西南戦争を舞台に落ちこぼれ兵士の活躍を描く
痛快歴史エンタテイメント開幕!!

大阪で与力の跡取りとして生まれながら、家が明治維新で没落したため幼いころより商家に丁稚奉公に出された錬一郎は、それでも士族の誇りを失わず、棒きれを使って剣術の真似事などをして周囲の人間から「へぼ侍」と揶揄された。
1877年、西南戦争が勃発すると官軍は元士族を「壮兵」として徴募、武功をたてれば仕官の道も開けると考えた錬一郎は意気込んでそれに参加する。
しかし、彼を待っていたのは、料理の達人、元銀行員、博打好きの荒くれなど、賊軍出身者や異色の経歴の持ち主ばかりの落ちこぼれ部隊だった――。

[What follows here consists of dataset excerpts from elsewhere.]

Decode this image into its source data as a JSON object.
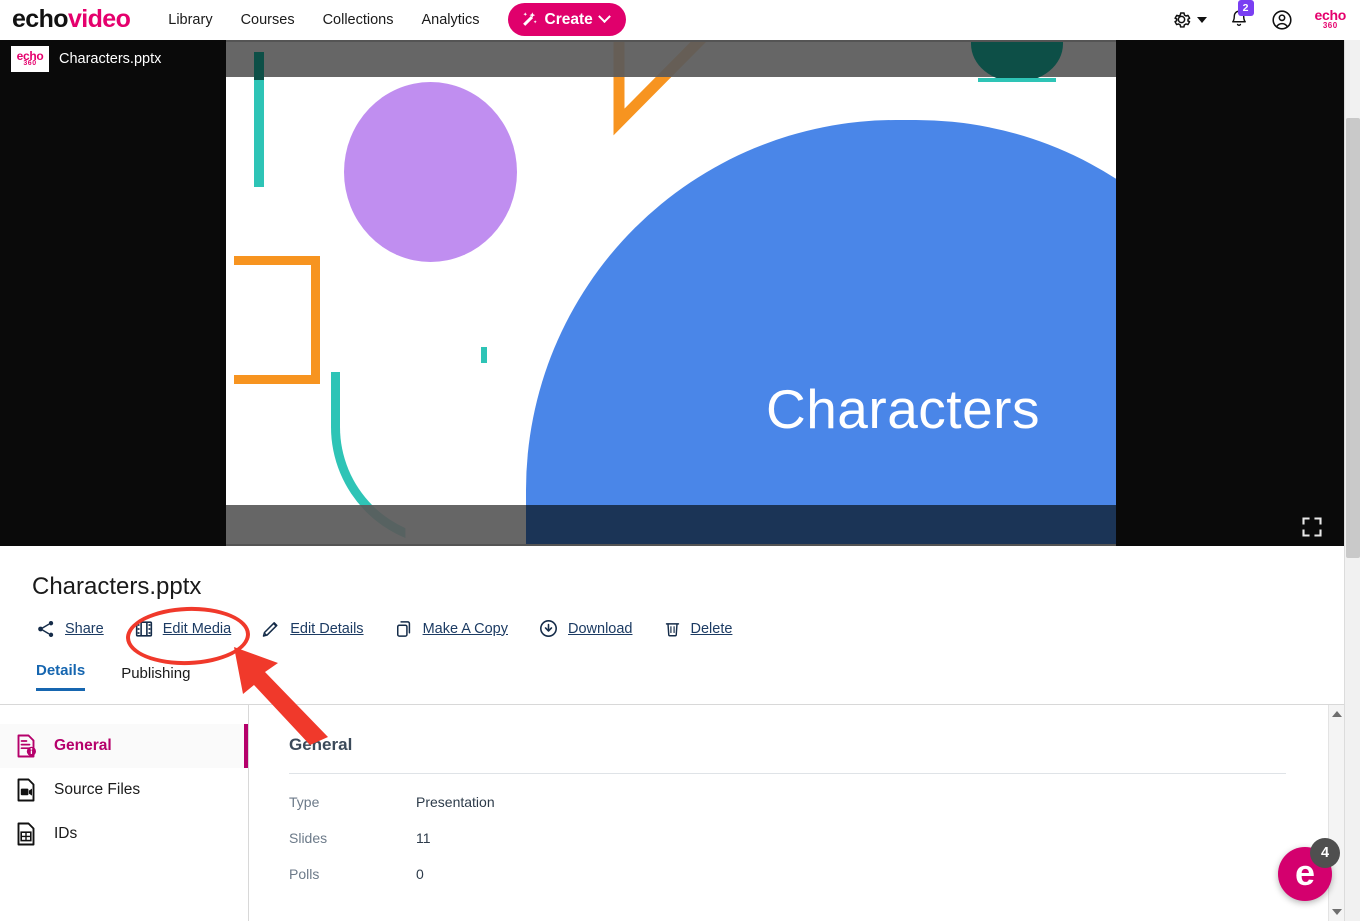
{
  "topnav": {
    "brand_echo": "echo",
    "brand_video": "video",
    "links": [
      {
        "label": "Library",
        "icon": "library-icon"
      },
      {
        "label": "Courses",
        "icon": "courses-icon"
      },
      {
        "label": "Collections",
        "icon": "collections-icon"
      },
      {
        "label": "Analytics",
        "icon": "analytics-icon"
      }
    ],
    "create_label": "Create",
    "create_icon": "magic-wand-icon",
    "create_color": "#e0006c",
    "settings_icon": "gear-icon",
    "notifications_icon": "bell-icon",
    "notifications_count": "2",
    "notifications_badge_color": "#7a3ff2",
    "account_icon": "account-circle-icon",
    "logo_right_top": "echo",
    "logo_right_bottom": "360"
  },
  "player": {
    "logo_top": "echo",
    "logo_bottom": "360",
    "filename": "Characters.pptx",
    "slide_title": "Characters",
    "fullscreen_icon": "fullscreen-icon",
    "colors": {
      "blue_blob": "#4a86e8",
      "navy_foot": "#1b3456",
      "purple_ellipse": "#c08ef0",
      "orange": "#f79420",
      "teal": "#2ec4b6",
      "dark_green": "#0d4f47",
      "overlay_band": "#5a5a5a"
    }
  },
  "detail": {
    "asset_title": "Characters.pptx",
    "actions": [
      {
        "label": "Share",
        "icon": "share-icon"
      },
      {
        "label": "Edit Media",
        "icon": "film-strip-icon"
      },
      {
        "label": "Edit Details",
        "icon": "pencil-icon"
      },
      {
        "label": "Make A Copy",
        "icon": "copy-icon"
      },
      {
        "label": "Download",
        "icon": "download-cloud-icon"
      },
      {
        "label": "Delete",
        "icon": "trash-icon"
      }
    ],
    "tabs": [
      {
        "label": "Details",
        "active": true
      },
      {
        "label": "Publishing",
        "active": false
      }
    ],
    "tab_accent_color": "#1666b0"
  },
  "sidebar": {
    "items": [
      {
        "label": "General",
        "icon": "document-info-icon",
        "active": true
      },
      {
        "label": "Source Files",
        "icon": "document-video-icon",
        "active": false
      },
      {
        "label": "IDs",
        "icon": "document-grid-icon",
        "active": false
      }
    ],
    "active_color": "#b5006b"
  },
  "content": {
    "heading": "General",
    "fields": [
      {
        "key": "Type",
        "value": "Presentation"
      },
      {
        "key": "Slides",
        "value": "11"
      },
      {
        "key": "Polls",
        "value": "0"
      }
    ]
  },
  "annotations": {
    "highlight_target": "Edit Media",
    "highlight_color": "#f0392b",
    "arrow_color": "#f0392b"
  },
  "help": {
    "glyph": "e",
    "badge_count": "4",
    "bubble_color": "#d4006e",
    "badge_color": "#4f4f4f"
  }
}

綿密な時代考証のうえに大胆なストーリー展開を描き出す、時代小説の新鋭の誕生です。
 
★感想
大政奉還後の旧幕府側の士族にとって存在の意義を問われる苦境の時代を背景に、へぼ侍と呼ばれながら、武士として再起を図ろうと西南戦争へ赴く主人公の“錬一郎”。
薬問屋の丁稚として培った商人気質と、士族の若き長というキャラクター設定がとても良いです。
薩摩を討伐するために赴いた九州での壮絶な戦いの中にあって、何故か陰惨な戦場だけではなく、そこに生きる民の強かさが見えます。
そんな中で、錬一郎が学んだ商人としての経験がわが身を助け、戦勝に導いていくのが何とも皮肉であり、さすが大阪商人と感心させられました。

物語を通して、“西南戦争”という戦いは、果たして必要だったのか?と益々疑問に思いますが、これは今の時代しか知らない私の思いでしかないのかも知れません。
この時代に生きた藩士の人々は、どちらの立場も日本国を想っていたのに・・・。
 
この小説の中でも、西郷と言う人物は、やはり人知にあふれた好人物として描かれています。
終戦間もないほんの一時、錬一郎と交わした会話が心に残ります。
 
「何事か為さん、何者かに成らん、ち、泳ぐが如く前へ前へと、もがいちょった」
「おいは、あの頃が、懐かしゅうて、懐かしゅうて、堪らん」
 
この出逢いが、錬一郎のその後の人生を大きく変える一助になったこと、老いてもなお己の目指す武士道を忘れないことへ繋がっているのだと思いました。
 
「わしらのへぼぶりは、死んどらん」
 
こんな風に私という人間も、もがき乍らも前進すべく強く生きていけたら良いと思う。